Behavioral-health providers that demonstrate strong access times and integrated care capacity can leverage these findings in contracting discussions.


Operational Effects of the Federal Shutdown


During the federal funding lapse, CMS confirmed that Medicare and Medicaid payments continued uninterrupted. However, several administrative processes slowed or temporarily paused, including MAC audits, appeals, provider enrollment processing, and hotline response times (CMS, 2025c).


Providers should anticipate residual delays into early 2026.


State-Level Spotlight (Work & Community-Engagement Readiness)


Georgia — Pathways to Coverage Adjustments

Georgia announced modifications to its Pathways to Coverage program, including expanded exemptions and revised reporting timelines relevant to individuals engaged in SUD/MH treatment (AP News, 2025).


Arkansas — Lessons From 2018 Implementation

Arkansas remains the only state with real-world implementation experience, where coverage losses were driven largely by reporting and administrative barriers rather than reduced engagement (KFF, 2025a). This evidence is shaping federal planning for 2027 implementation.


North Carolina — Limited System Readiness

Georgetown CCF concluded in September that North Carolina lacks the systems, staffing, and vendor readiness necessary to implement work requirements on schedule, raising operational and equity concerns (CCF, 2025).

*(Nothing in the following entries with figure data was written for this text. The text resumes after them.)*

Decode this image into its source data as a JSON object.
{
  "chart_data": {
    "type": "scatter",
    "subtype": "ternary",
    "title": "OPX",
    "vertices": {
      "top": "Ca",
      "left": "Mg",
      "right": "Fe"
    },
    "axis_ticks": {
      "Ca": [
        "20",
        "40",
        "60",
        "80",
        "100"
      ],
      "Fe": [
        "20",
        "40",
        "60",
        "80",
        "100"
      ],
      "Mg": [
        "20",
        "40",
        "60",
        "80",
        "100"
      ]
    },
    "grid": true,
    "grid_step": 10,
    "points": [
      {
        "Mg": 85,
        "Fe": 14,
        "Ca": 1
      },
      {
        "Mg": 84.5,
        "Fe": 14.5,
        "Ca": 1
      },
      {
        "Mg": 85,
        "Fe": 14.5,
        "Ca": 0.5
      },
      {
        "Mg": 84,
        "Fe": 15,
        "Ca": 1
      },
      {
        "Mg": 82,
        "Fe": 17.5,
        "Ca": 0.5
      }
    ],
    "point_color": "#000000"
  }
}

Providers should expect to play a larger role in eligibility navigation.


Utah — Engagement Requirements in Waiver Design

Utah’s partial expansion model, which includes engagement-linked requirements, continues to influence current waiver proposals, particularly in how states define allowable engagement activities for individuals in SUD/MH treatment (KFF, 2025b).


1115 Waiver Activity Beyond Work Requirements

States continue to propose and negotiate Section 1115 waivers that affect behavioral-health and social-service providers. Current trends include:

  • Expansion of SDOH services

  • Crisis service redesign

  • Activation of BH-specific value-based payment models

  • Refinement of eligibility pathways for high-acuity populations (KFF, 2025b)

Practical Updates for Providers – Tactical Recommendations




Leadership Action Checklist 


Action

Due Date

Update BH coding/documentation for CY 2026 PFS

Jan 15, 2026

Implement eligibility-navigation workflow

Feb 1, 2026

Deploy dual telehealth compliance matrix

Jan 31, 2026

Prepare MA/MCO contracting packet

Feb 15, 2026

Launch 1115 waiver tracking dashboard

Ongoing


EXECUTIVE CALL TO ACTION


Decisive C-Suite action requires a transition from information consumption to execution, making proactive policy integration a core strategic pillar going forward.